Matthew 11 Study and Reflection (3)

“And blessed is anyone who takes no offense at me” (Matthew 11:6, NRSV). I want to think through that verse in more detail. First, I’d like to suggest a different translation. “The one,” Jesus declares to John’s followers, “who is not tripped up by me will flourish.”

The verb is skandalizo. The literal image is that of a stumbling block, something that causes one to trip and fall. Generally, the image is not neutral but rather is negative. It’s often connected with a trap of some kind, whether literal or figurative. Therefore, the verb can refer to causing one to sin. The middle/passive form can be translated as to be repelled by or offended by someone. It can be translated as “to take offense,” as is the case in the NRSV.

Obviously, I don’t find the NRSV translation all that compelling. The sentence concludes Jesus’ response to John’s followers. From the context, it doesn’t seem that John is offended by Jesus’ actions. Instead, he is tripped up by them, confused by them, disoriented by them. It may be that John is trapped or offended as a result, but that translation is more interpretive than is necessary.

Figure out a way, Jesus seems to say, to take me in stride. That English metaphor works well here, I think. In the cluster of walking and tripping images, Jesus can trip us up by violating and disappointing our expectations. The challenge, then, is to adjust those expectations. And that’s what this section of the Matthean account is all about.

John expected eschatological fireworks but got a compassionate Messiah. Those who went out to see John in the wilderness expected another prophet. Instead, they got Elijah, the culmination of the prophets and the forerunner of the Messiah. The people in the marketplace of spiritual options got a stern John and a laughing Jesus. Neither one measured up to their preconceptions. The Galilean cities expected to enjoy geographical privilege. Instead, they will fare worse than the worst Gentile cities.

The chapter is filled with tripping over our expectations of Jesus and falling flat on our faces. It’s worth thinking about how that continues to happen for Jesus followers in the here and now. The most visible expression of tripping and falling certainly is the current movement known as Christian nationalism. The Jesus they expect is not the Jesus they get in Scripture. So, they manufacture a Jesus more to their liking.

Those who do get tripped up are treated to a funeral dirge from Jesus. That’s what we get in Matthew 11:20-24. I suspect that Jesus sadly consigns Christian Nationalism to the same category as Chorazin, Bethsaida, and Capernaum.

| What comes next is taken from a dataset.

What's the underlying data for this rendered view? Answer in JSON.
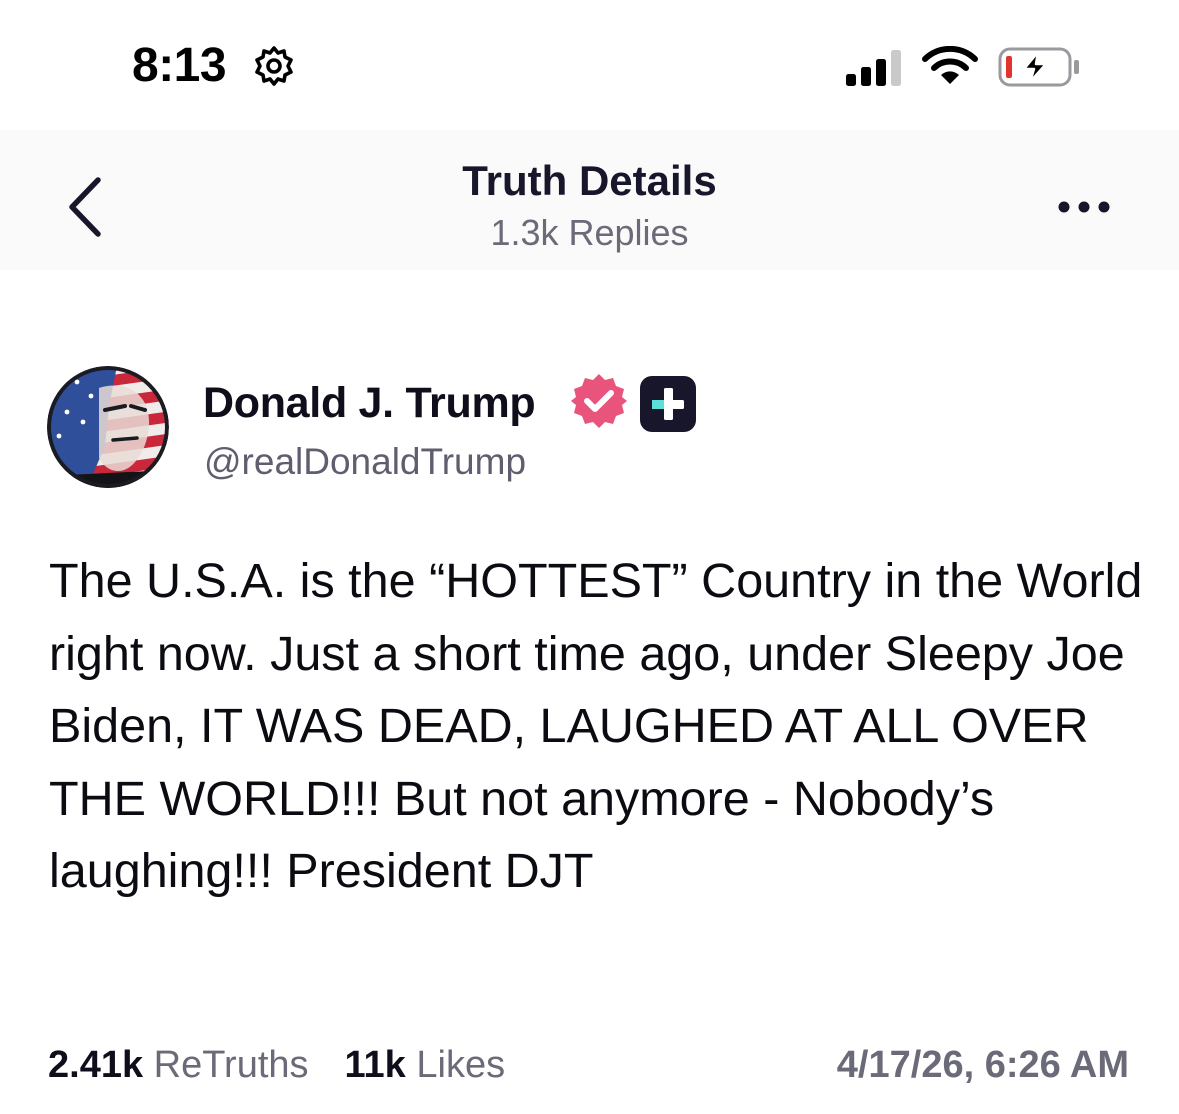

In Matthew 11:7-15, we get the Matthean version of the salvation history outline. Larsen, among others, helps to make some sense of what we read in those verses. The Baptist is the greatest of the prophets of Israel. That is, John is the climactic member of the prophetic line. We get a quotation of Malachi 3:1, the beginning of the end of the Old Testament. At least, that’s how Christians receive the text from the Septuagint.

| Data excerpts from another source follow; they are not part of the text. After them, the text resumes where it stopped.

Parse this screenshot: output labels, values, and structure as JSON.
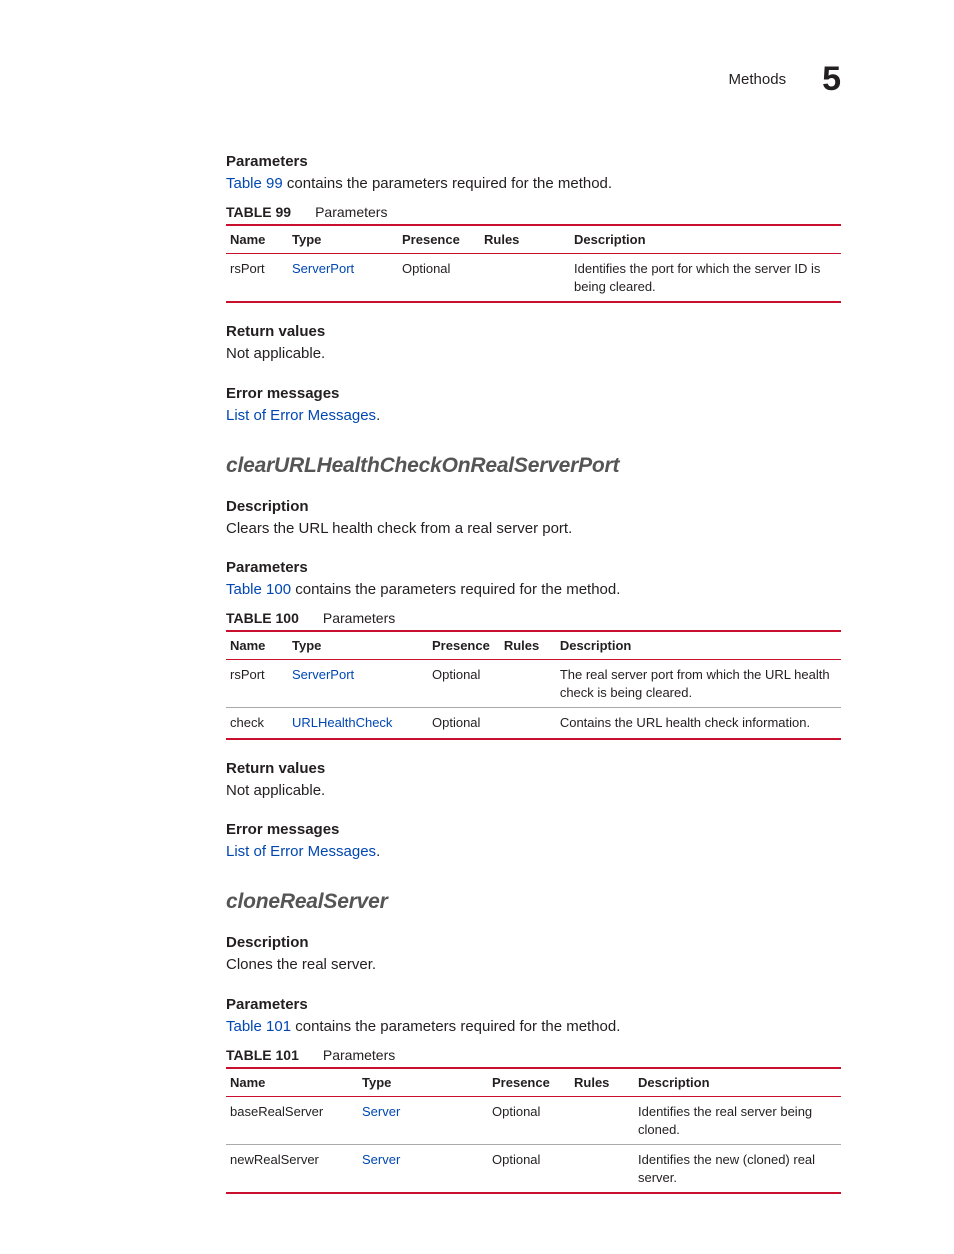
{
  "header": {
    "section": "Methods",
    "chapter": "5"
  },
  "tableHeaders": {
    "name": "Name",
    "type": "Type",
    "presence": "Presence",
    "rules": "Rules",
    "description": "Description"
  },
  "labels": {
    "parameters": "Parameters",
    "returnValues": "Return values",
    "errorMessages": "Error messages",
    "description": "Description",
    "captionSuffix": "Parameters"
  },
  "block0": {
    "paramsIntroPre": "Table 99",
    "paramsIntroPost": " contains the parameters required for the method.",
    "tableNumber": "TABLE 99",
    "rows": [
      {
        "name": "rsPort",
        "type": "ServerPort",
        "presence": "Optional",
        "rules": "",
        "description": "Identifies the port for which the server ID is being cleared."
      }
    ],
    "returnText": "Not applicable.",
    "errorLink": "List of Error Messages",
    "errorTail": "."
  },
  "method1": {
    "title": "clearURLHealthCheckOnRealServerPort",
    "descText": "Clears the URL health check from a real server port.",
    "paramsIntroPre": "Table 100",
    "paramsIntroPost": " contains the parameters required for the method.",
    "tableNumber": "TABLE 100",
    "rows": [
      {
        "name": "rsPort",
        "type": "ServerPort",
        "presence": "Optional",
        "rules": "",
        "description": "The real server port from which the URL health check is being cleared."
      },
      {
        "name": "check",
        "type": "URLHealthCheck",
        "presence": "Optional",
        "rules": "",
        "description": "Contains the URL health check information."
      }
    ],
    "returnText": "Not applicable.",
    "errorLink": "List of Error Messages",
    "errorTail": "."
  },
  "method2": {
    "title": "cloneRealServer",
    "descText": "Clones the real server.",
    "paramsIntroPre": "Table 101",
    "paramsIntroPost": " contains the parameters required for the method.",
    "tableNumber": "TABLE 101",
    "rows": [
      {
        "name": "baseRealServer",
        "type": "Server",
        "presence": "Optional",
        "rules": "",
        "description": "Identifies the real server being cloned."
      },
      {
        "name": "newRealServer",
        "type": "Server",
        "presence": "Optional",
        "rules": "",
        "description": "Identifies the new (cloned) real server."
      }
    ]
  },
  "colWidths": {
    "t99": [
      "62",
      "110",
      "82",
      "90",
      ""
    ],
    "t100": [
      "62",
      "140",
      "70",
      "56",
      ""
    ],
    "t101": [
      "132",
      "130",
      "82",
      "64",
      ""
    ]
  }
}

Thus, the Baptist is the boundary and bridge between the age of the prophets and the age of the Church, at least in Matthean terms. The contrast is between two eras. As Larsen notes, it doesn’t make sense to suggest that John was not in the Kingdom of God. Instead, he was the greatest of those looking forward to the coming of the Kingdom. But “even the most insignificant person who has experienced new life in Jesus has something far greater than the greatest of the old prophets.”

How shall we read Matthew 11:12, since there is some ambiguity in the words to be translated? We could read it to say that the kingdom has, during the time of John, “made its way with triumphant force.” However, John’s incarceration gives the lie to that possibility. Instead, Larsen translates it like this. “From the time when John the Baptist started to preach and even now the kingdom of God has been violently opposed, and the opponents are trying to get rid of it.”

That certainly fits with the responses that John and Jesus have generated so far in the Matthean account. It’s interesting that the Matthean Jesus sees messianic prophecy prior to John in “all the prophets and the law.” That’s an unusual inversion of the typical phrasing, “the Law and the Prophets.”

Perhaps the Matthean author wants to make sure that we read the Torah through the lens of the prophets and not the other way around. This makes sense out of the Matthean use of the prophets and Torah. We read the prophets (including John) through the lens of Jesus. We read further back by seeing the Torah through the lens of the prophets (as does Jesus).

Fulfillment of those text then means that they have prefigured Jesus and are now complete in him. Thus we read Malachi 3:1, for example, and hear the words of Exodus 23:20 behind it. And both of those texts find their fulfillment in John as the messenger, the forerunner, the way-maker. As Stanley Hauerwas puts it, “John is Elijah because Jesus is the Messiah” (Matthew, page 115).

We can see in vv. 13 and 14 that this reading produced violent responses. It was not “accepted.” This is the word that can be translated as “welcomed.” Jesus calls the crowd to welcome the idea that John really is Elijah, as described in Malachi 4. The question in the text is whether they will or not. The one who welcomes a disciple welcomes Jesus. And the one who welcomes Jesus welcomes the one who sent Jesus.